Ces fonctions occupées dans deux milieux différents, artisanal et industriel, se sont révélées complémentaires, quand le jeune couple est revenu à Origny, en août 2000, créer la fromagerie. « La filière époisses et les crémiers fromagers recherchaient alors des producteurs fermiers et des produits plus typés. Nous partions confiants. » 150 000 € ont été investis sur treize ans dans la transformation d'une ancienne étable en fromagerie.
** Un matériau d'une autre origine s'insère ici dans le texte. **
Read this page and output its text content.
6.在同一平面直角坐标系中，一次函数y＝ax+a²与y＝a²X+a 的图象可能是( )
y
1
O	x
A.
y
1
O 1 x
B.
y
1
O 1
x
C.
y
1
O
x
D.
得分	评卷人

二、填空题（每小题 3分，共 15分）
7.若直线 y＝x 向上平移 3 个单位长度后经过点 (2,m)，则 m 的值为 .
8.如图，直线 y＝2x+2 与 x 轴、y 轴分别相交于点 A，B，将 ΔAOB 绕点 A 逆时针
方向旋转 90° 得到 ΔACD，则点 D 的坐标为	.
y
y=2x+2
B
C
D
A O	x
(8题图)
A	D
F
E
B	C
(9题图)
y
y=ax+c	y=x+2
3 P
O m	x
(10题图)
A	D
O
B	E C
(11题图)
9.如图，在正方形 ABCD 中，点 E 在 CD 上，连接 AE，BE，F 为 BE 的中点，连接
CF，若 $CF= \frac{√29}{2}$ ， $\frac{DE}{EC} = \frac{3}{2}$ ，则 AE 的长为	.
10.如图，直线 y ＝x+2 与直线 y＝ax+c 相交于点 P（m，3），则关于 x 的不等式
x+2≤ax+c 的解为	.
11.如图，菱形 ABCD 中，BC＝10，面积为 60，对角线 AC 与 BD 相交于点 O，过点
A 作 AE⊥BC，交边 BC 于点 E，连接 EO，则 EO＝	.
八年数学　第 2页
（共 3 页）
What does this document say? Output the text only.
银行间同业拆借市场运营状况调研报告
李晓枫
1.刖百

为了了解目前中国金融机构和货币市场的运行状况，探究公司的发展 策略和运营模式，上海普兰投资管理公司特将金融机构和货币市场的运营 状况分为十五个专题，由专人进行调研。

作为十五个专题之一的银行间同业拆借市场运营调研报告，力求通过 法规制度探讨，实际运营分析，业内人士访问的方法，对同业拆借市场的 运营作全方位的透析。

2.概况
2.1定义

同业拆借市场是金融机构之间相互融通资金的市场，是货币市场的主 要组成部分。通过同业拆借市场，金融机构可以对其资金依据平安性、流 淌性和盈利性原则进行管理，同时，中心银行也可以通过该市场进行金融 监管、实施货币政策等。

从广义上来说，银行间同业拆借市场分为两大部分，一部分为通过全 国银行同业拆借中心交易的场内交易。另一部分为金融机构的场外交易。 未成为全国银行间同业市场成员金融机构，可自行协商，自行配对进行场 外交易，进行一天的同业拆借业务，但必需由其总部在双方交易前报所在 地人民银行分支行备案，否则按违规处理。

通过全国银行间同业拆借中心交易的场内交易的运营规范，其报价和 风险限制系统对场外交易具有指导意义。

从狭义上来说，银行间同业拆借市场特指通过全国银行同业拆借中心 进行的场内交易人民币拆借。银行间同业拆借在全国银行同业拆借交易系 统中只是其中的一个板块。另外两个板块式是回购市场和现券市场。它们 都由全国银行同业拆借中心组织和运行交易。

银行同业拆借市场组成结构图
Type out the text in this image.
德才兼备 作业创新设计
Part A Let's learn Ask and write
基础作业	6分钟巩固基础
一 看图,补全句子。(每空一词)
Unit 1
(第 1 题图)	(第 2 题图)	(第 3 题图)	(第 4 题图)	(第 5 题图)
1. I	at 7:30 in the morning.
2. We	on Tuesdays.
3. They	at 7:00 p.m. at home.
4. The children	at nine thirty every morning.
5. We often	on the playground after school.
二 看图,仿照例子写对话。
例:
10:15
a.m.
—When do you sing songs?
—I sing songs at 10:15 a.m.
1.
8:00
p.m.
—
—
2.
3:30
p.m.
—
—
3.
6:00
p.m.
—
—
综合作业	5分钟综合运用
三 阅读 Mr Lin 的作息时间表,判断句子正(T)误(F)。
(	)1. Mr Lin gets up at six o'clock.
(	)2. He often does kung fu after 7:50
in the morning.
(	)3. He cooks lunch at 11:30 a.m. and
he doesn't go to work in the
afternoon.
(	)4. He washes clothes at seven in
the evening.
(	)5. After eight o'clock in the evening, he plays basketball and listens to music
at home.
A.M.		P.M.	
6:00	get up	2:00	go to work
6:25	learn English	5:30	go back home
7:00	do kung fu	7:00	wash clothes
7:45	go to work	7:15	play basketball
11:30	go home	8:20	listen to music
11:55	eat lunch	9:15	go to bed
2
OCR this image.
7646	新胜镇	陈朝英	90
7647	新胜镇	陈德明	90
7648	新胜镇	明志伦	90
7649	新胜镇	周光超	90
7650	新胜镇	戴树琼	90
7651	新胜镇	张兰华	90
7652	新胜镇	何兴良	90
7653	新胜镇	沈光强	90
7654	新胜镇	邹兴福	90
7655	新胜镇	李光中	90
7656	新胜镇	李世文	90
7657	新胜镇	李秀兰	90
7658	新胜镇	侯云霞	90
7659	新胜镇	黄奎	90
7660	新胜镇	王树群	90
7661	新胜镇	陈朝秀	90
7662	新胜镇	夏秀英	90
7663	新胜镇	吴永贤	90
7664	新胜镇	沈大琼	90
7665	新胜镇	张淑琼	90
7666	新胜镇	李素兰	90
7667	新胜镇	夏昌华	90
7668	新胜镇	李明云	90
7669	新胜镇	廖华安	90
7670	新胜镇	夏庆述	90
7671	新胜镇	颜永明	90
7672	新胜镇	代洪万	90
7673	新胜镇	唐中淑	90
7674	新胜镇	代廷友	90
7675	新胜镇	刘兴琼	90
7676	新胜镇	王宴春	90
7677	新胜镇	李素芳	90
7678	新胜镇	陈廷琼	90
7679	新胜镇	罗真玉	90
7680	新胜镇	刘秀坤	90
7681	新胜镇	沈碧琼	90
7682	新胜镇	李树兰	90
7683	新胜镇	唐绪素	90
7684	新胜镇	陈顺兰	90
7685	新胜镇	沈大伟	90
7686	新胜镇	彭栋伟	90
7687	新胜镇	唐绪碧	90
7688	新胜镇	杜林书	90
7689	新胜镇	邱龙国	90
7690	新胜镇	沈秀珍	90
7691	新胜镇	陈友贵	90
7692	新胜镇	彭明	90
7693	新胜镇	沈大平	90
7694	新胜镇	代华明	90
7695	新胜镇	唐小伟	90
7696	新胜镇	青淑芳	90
Une grande partie des travaux a été auto-construite, ce qui a permis de réduire de moitié le coût de l'équipement et d'aménager les locaux plus librement. « Nous avons veillé en particulier à la qualité de la ventilation des locaux, précise Alain. Avec quatre bras de plus du jour au lendemain, l'exploitation disposait alors du potentiel humain. »

Le démarrage de la fabrication en mars 2002, puis l'obtention de l'AOP époisses en décembre 2002 ont constitué un cap important. « L'époisses est un fromage à patte molle à croûte lavée, avec un taux d'humidité élevé, difficile à fabriquer et à affiner, explique Alain. En lait cru, avoir un produit et une transformation impeccable constitue une exigence absolue pour la réussite de l'atelier de fromages et l'objectif que nous nous étions fixés au départ : assurer un revenu à quatre associés à temps plein. Les salariées, trois aujourd'hui, ne sont venues qu'après pour accompagner le développement de l'atelier. »

Parti de zéro, le Gaec des Marronniers transforme aujourd'hui 140 000 l de lait, soit un tiers de la production de son troupeau (420 000 l) : 94 000 l sont valorisés en AOP époisses, 38 000 l en produits frais (yaourts, un peu de lait, fromages frais), produits complémentaires en terme de saisonnalité de consommation.

« 240 000 € DANS UN SÉCHOIR DE 3 000 M3 »

Pour atteindre un tel objectif, les associés n'ont pas hésité à remettre en cause certaines de leurs habitudes en matière de traite et d'alimentation du troupeau. Après trois ans de réflexion, l'exploitation a ainsi renoncé, en 2010, à l'ensilage maïs pour passer au tout-foin avec séchage en grange. Une démarche plutôt osée sur les plateaux froids et secs du Châtillonnais où l'herbe, dit-on, ne pousse pas. « En lait cru avec une alimentation fermentée, nous avions beaucoup d'aléas en transformation, explique Alain. À l'époque, l'alimentation des laitières se composait d'ensilage maïs (14 kg de MS par vache et par jour) et de foin de luzerne. De son côté, Nicolas constatait avec inquiétude la hausse du coût des intrants sur les cultures. Notre parcellaire groupé se prêtait à la récolte de foin à l'auto-chargeuse. Cette orientation correspondait bien à notre philosophie, plus proche de l'extensif que de l'intensif. »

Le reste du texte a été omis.